Kaletra is already being studied in a randomized, controlled trial — the gold standard for testing new medical products — in novel coronavirus patients in Wuhan, China. The decision by Thai doctors to give the flu drug was based on research that indicated it helped some patients afflicted with the more-deadly coronavirus that causes Middle East respiratory syndrome. A study by researchers in France recommended it be used in these so-called MERS patients, but discontinued if tests show they don’t have the flu.
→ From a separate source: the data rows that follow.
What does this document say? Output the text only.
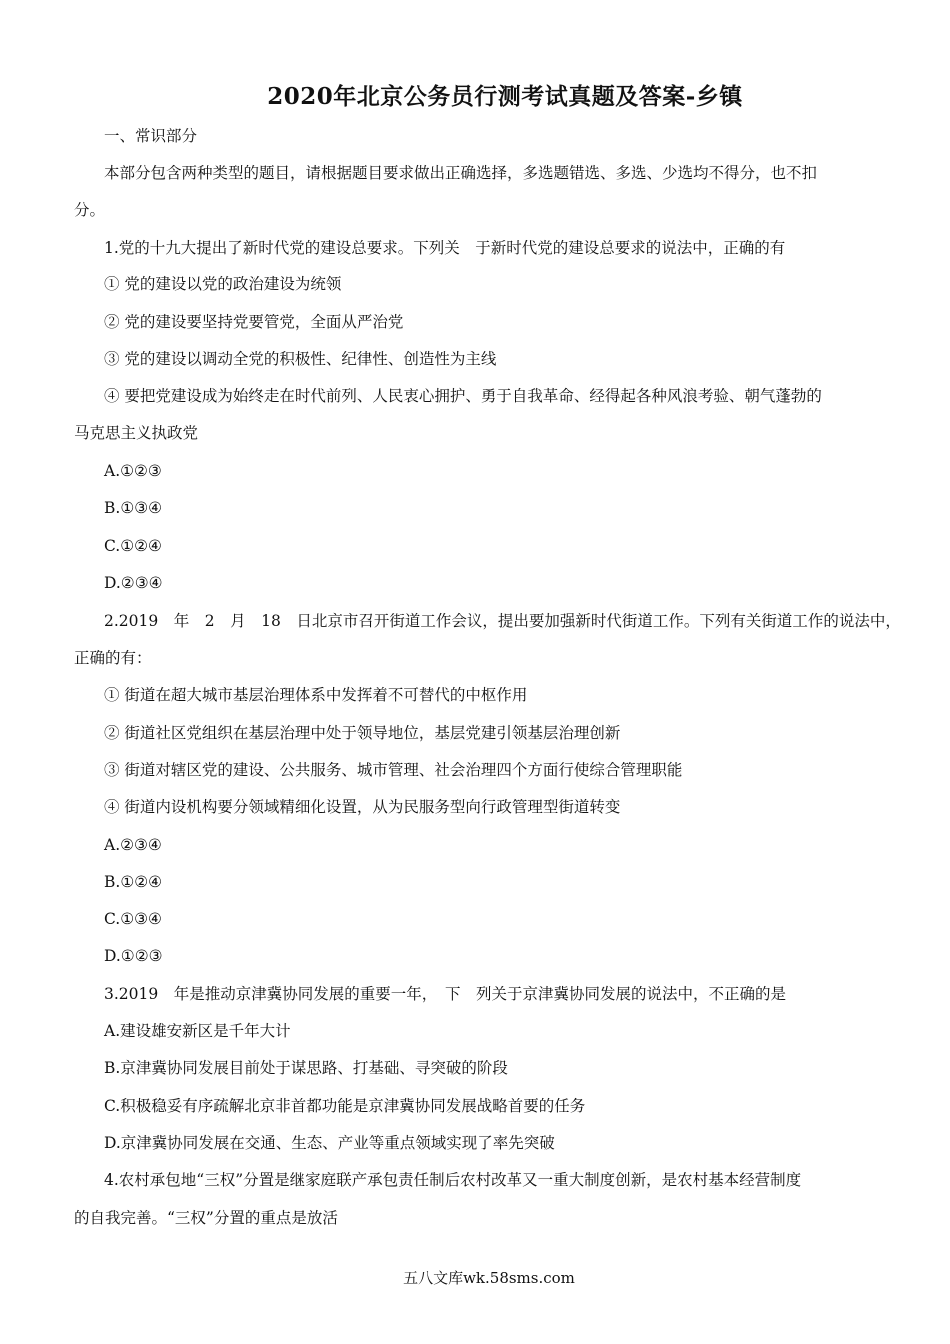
2020年北京公务员行测考试真题及答案-乡镇
一、常识部分
本部分包含两种类型的题目，请根据题目要求做出正确选择，多选题错选、多选、少选均不得分，也不扣
分。
1.党的十九大提出了新时代党的建设总要求。下列关　于新时代党的建设总要求的说法中，正确的有
① 党的建设以党的政治建设为统领
② 党的建设要坚持党要管党，全面从严治党
③ 党的建设以调动全党的积极性、纪律性、创造性为主线
④ 要把党建设成为始终走在时代前列、人民衷心拥护、勇于自我革命、经得起各种风浪考验、朝气蓬勃的
马克思主义执政党
A.①②③
B.①③④
C.①②④
D.②③④
2.2019　年　2　月　18　日北京市召开街道工作会议，提出要加强新时代街道工作。下列有关街道工作的说法中，
正确的有：
① 街道在超大城市基层治理体系中发挥着不可替代的中枢作用
② 街道社区党组织在基层治理中处于领导地位，基层党建引领基层治理创新
③ 街道对辖区党的建设、公共服务、城市管理、社会治理四个方面行使综合管理职能
④ 街道内设机构要分领域精细化设置，从为民服务型向行政管理型街道转变
A.②③④
B.①②④
C.①③④
D.①②③
3.2019　年是推动京津冀协同发展的重要一年，　下　列关于京津冀协同发展的说法中，不正确的是
A.建设雄安新区是千年大计
B.京津冀协同发展目前处于谋思路、打基础、寻突破的阶段
C.积极稳妥有序疏解北京非首都功能是京津冀协同发展战略首要的任务
D.京津冀协同发展在交通、生态、产业等重点领域实现了率先突破
4.农村承包地“三权”分置是继家庭联产承包责任制后农村改革又一重大制度创新，是农村基本经营制度
的自我完善。“三权”分置的重点是放活
五八文库wk.58sms.com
“There’s not enough evidence to support the effectiveness just yet,” Somkiat said. “But we report to contribute to the medical community globally. The results look good so far.”
Obviously there are some pretty serious caveats. Thailand has a substantial HIV rate of 1.3%, so it is possible the HIV drug produced improved outcomes because a disproportionate number of the people showing severe symptoms have AIDS – though the doctors who announced this preliminary result must have been aware of this possibility.
On the other hand, in the midst of a WHO declared global health emergency, any glimmer of hope is worth further investigation.